Introducing a framework for implementing triple elimination of mother-to-child transmission of HIV, syphilis and hepatitis B virus

This 2023 framework from WHO and partners guides operationalization of a person-centred and integrated approach to interventions that country programmes can use to effectively scale-up triple elimination efforts and reach targets.

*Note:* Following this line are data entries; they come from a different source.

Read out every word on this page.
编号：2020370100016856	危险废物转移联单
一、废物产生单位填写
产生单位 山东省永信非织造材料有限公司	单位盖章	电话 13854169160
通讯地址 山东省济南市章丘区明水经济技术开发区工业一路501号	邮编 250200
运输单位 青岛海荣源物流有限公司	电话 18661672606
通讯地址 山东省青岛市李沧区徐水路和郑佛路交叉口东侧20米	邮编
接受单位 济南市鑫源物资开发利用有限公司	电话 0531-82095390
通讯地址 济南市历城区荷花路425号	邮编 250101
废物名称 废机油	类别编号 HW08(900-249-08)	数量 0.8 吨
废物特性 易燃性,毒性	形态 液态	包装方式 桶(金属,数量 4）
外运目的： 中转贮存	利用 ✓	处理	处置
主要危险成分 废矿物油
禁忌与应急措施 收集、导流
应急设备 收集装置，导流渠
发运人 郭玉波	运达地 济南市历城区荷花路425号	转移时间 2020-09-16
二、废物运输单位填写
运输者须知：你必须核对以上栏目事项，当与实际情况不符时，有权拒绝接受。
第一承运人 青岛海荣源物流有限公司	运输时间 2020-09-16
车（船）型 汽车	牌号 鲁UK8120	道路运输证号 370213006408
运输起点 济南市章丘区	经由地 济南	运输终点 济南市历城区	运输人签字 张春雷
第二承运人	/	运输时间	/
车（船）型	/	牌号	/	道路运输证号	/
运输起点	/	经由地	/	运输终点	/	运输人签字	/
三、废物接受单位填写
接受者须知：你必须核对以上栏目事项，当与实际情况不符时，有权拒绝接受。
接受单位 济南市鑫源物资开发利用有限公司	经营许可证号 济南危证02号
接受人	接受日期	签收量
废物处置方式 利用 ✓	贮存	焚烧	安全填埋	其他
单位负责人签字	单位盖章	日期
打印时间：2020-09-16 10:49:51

The novel Four Pillars Framework for Triple Elimination Implementation to guide country-led planning and implementation is aligned with the GHSS on HIV, viral hepatitis and sexually transmitted infections 2022−2030. The overarching goal of the framework is to support countries in operationalizing the move from single (HIV) and dual elimination (HIV and syphilis) to triple elimination of HIV, syphilis and HBV. This represents a major revision and modification of the 2002 UN “four-pronged strategy” for the elimination of new HIV infections among children and keeping their mother alive to include two additional conditions − syphilis and HBV − and reflects the significant updates that have been made to WHO’s technical recommendations and guidelines in the past decade.

The Four Pillars Framework focuses on distinct target populations and comprises a minimum package of essential services for each pillar:
(1) primary prevention of infection and vertical transmission
(2) SRH linkages and integration
(3) essential maternal EMTCT services and
(4) infant, child and partner services.